“I resigned based on the fact that this was a personal indiscretion,” said Kelly, who is married. “Even though there was no wrongdoing, it just didn’t pass the ethics smell test.”
The Gray administration said Tuesday that Kelly, 58, had disclosed the circumstances of his departure before his hire. “Michael made a personal mistake,” said an administration statement. “He is a talented and committed public servant who is dedicated to expanding affordable housing in the District, and we stand behind his nomination.”
Kelly said he told Gray (D) that he wanted to return to Washington for “family reasons” — the same explanation he gave Philadelphia reporters when his resignation was made public Friday — but did not mention the affair, which he said ended months ago.
“I didn’t lie to him, but I didn’t go into detail,” Kelly said, adding that he informed the mayor’s chief of staff, Christopher Murphy, immediately after his conversation with Gray.
Philadelphia’s WPVI-TV first reported that Kelly’s resignation was related to a “consensual affair” he’d had with a senior aide. The station reported that staffers under Kelly complained to the U.S. Department of Housing and Urban Development about the affair. Their allegations included that he had approved raises for the woman “despite having little or no credentials for the post.”
Kelly said the woman, who was employed by the authority when he became its director, was qualified for the posts she held. He said he promoted her to an acting position but did not give her a raise.
The authority’s inspector general investigated the allegations earlier this year and reported to HUD, which oversees the Philadelphia authority as a receiver.
Jerry Brown, a HUD spokesman, said the probe determined that Kelly had engaged in an “improper relationship” but found nothing to substantiate other allegations. “We’ve heard everything from a raise to an individual receiving hush money,” he said. “None of that appears to be true at all.”
But the improper relationship was enough for HUD to accept Kelly’s resignation, Brown said, given that the Philadelphia authority is still recovering from reports of rampant sexual harassment by its previous executive director.
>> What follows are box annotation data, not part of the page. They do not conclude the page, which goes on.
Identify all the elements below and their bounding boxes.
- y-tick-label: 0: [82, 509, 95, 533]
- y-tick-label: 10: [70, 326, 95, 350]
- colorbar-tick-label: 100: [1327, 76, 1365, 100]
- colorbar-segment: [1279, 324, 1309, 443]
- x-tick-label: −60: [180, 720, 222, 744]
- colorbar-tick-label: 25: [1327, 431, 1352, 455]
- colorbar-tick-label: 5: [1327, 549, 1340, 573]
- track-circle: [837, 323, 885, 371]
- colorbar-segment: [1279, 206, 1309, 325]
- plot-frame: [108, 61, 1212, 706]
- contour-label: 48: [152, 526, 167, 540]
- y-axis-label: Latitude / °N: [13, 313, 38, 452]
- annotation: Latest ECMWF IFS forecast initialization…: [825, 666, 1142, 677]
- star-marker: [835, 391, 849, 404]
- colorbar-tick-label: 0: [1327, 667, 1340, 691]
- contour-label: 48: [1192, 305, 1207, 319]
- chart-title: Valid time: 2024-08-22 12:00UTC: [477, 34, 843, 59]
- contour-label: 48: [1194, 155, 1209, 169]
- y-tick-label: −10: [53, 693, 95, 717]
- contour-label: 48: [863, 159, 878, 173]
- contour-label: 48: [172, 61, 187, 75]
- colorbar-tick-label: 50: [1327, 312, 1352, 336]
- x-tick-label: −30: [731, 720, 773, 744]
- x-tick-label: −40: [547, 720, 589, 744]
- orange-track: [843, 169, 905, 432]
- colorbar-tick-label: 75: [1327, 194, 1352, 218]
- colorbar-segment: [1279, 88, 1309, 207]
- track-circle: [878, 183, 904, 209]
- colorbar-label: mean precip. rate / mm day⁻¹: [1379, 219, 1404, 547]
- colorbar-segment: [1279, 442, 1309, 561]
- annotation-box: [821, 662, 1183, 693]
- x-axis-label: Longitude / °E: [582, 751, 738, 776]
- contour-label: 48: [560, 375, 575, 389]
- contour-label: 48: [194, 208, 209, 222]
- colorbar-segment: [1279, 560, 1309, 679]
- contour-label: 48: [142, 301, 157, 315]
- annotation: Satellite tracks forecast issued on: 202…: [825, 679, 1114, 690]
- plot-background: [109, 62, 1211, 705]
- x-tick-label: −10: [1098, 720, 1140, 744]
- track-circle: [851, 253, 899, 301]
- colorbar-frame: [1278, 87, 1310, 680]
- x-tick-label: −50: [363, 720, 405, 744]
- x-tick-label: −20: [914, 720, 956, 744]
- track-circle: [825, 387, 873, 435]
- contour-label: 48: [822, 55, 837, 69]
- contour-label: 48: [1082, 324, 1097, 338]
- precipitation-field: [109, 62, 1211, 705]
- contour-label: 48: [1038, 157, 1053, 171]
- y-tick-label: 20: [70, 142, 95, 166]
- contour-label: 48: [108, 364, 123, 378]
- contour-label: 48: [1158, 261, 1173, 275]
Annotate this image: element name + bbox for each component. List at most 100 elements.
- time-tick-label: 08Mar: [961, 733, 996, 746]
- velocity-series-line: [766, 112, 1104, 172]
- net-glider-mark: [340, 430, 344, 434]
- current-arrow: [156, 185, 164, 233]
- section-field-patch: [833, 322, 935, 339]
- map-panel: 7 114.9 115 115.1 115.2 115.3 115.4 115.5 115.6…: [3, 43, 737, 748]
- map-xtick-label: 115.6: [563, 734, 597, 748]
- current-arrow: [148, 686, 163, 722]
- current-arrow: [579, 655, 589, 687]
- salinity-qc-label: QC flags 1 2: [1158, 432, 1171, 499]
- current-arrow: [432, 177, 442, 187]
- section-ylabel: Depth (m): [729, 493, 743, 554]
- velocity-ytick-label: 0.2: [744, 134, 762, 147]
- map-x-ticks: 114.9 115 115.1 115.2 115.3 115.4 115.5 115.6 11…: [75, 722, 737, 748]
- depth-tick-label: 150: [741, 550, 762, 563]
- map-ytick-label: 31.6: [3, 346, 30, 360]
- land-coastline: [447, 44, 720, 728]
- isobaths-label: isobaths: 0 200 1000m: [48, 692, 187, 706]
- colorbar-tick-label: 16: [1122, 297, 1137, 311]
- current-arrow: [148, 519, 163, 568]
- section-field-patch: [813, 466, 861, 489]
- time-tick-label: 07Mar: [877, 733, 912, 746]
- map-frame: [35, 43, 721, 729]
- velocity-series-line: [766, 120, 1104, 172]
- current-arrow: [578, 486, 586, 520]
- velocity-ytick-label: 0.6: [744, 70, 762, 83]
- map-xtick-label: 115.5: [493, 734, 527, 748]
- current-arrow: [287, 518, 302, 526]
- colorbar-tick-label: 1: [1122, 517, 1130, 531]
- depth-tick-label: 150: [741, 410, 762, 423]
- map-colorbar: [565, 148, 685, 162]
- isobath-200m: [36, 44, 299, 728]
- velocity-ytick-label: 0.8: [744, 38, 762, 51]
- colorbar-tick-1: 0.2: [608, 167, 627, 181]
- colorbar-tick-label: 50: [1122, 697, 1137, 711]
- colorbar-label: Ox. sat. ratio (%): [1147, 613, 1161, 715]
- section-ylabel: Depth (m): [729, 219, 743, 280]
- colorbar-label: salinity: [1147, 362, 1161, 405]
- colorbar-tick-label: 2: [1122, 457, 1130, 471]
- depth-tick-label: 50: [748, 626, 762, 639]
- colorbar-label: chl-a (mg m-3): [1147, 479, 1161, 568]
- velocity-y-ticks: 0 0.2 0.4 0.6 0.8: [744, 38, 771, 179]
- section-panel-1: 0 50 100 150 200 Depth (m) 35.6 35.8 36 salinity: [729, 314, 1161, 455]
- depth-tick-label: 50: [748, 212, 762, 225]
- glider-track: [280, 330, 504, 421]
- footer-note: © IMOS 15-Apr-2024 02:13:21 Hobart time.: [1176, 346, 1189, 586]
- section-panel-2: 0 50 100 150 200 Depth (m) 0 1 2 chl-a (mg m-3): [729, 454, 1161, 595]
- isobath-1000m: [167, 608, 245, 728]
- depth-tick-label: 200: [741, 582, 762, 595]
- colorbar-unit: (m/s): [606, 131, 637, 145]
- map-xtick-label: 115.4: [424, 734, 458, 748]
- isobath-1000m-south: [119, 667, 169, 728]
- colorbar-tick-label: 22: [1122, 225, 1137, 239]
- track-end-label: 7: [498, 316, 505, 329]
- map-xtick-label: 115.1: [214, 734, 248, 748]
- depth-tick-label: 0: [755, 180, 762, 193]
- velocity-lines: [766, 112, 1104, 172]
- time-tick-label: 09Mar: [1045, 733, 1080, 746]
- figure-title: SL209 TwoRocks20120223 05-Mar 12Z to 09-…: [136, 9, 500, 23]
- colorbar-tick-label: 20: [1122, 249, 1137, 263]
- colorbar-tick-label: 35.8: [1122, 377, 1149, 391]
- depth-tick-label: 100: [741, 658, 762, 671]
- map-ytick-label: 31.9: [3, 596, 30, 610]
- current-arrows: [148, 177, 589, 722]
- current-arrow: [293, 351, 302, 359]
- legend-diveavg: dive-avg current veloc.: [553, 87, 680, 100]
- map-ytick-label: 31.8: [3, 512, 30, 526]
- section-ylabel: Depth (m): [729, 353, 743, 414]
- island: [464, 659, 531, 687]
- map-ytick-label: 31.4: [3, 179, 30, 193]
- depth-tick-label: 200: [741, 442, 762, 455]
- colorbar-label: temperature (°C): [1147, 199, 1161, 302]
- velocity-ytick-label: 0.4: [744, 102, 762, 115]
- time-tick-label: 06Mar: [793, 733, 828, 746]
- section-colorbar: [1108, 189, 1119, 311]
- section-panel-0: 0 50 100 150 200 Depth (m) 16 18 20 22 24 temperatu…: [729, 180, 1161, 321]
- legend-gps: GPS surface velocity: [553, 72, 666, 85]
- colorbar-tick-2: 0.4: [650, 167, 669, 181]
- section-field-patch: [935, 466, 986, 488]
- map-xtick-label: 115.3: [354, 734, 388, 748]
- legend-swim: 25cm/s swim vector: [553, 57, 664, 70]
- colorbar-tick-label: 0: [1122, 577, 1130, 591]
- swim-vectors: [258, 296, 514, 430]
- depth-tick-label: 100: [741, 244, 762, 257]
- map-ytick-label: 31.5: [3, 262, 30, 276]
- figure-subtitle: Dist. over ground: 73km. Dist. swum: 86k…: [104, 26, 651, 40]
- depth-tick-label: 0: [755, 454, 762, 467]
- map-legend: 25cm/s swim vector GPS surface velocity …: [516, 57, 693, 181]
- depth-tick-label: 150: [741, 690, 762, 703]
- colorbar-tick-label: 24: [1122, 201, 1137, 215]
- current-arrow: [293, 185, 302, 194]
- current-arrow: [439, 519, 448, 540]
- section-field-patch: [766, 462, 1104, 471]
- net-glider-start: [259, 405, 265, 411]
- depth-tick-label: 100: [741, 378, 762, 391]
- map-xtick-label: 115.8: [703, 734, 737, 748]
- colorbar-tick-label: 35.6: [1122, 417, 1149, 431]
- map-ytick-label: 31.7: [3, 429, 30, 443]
Carl R. Greene was suspended and fired in 2010 after it was disclosed that he had settled a series of harassment lawsuits without informing the PHA board.
Stephen Z. Chertkof, a Washington lawyer whose practice focuses on workplace issues, said a consensual relationship “doesn’t violate the law, but it could violate policy.”
“If they were trying to conceal it and committed acts of dishonesty to conceal it, that’s also cause for concern,” he said.
Kelly said he formally resigned in late March, shortly after the investigation concluded, and searched for jobs in Washington. His resignation was not made public until a PHA board meeting Friday.
Gray is known to have been an admirer of Kelly’s from his nine years leading the D.C. Housing Authority, ending in 2009. Kelly said he’d considered job opportunities in the Gray administration shortly after his 2010 election but demurred after he was asked to take the Philadelphia job.
A spokesman for Philadelphia Mayor Michael A. Nutter said Monday that Kelly had made “real progress” there. That sentiment was echoed by HUD’s Brown: “It was just a mistake, a relationship that just shouldn’t happen within the workplace,” he said. “It’s unfortunate, because Michael had accomplished a lot at the Housing authority.”
Kelly is looking at a $60,000 pay cut, to $165,000 from $225,000, in moving from his Philadelphia job to head the D.C. Department of Housing and Community Development.
WPVI reported that the woman “suddenly resigned three weeks ago and went back to her native country.” Kelly confirmed that the woman had left the Philadelphia authority.
The affair is the latest in a series of issues raised about Gray’s appointees. Most recently, his pick for deputy chief of staff was forced to withdraw last year over concerns about her voting record. But Kelly has strong local political and business ties and maintains a good reputation here. His nomination won plaudits Monday from affordable housing advocates in the city.
D.C. Council Chairman Phil Mendelson (D-At Large) said he wants to hear more details about what transpired in Philadelphia, but otherwise has a good impression of Kelly.
“When Michael Kelly left the District, there were many who felt it was a loss,” Mendelson said. “Michael Kelly made enormous improvements to D.C. public housing, so as a person with expertise in this area, he is an excellent candidate.”
Mendelson said the council will hold a hearing on the nomination, at which “whatever personal allegations are substantiated” can be discussed.
“At the hearing, people can come forward and argue whatever personal issues they feel should be disqualifying,” Mendelson said. “But perhaps no one will come forward and argue anything.”
Staff writer Tim Craig contributed to this report.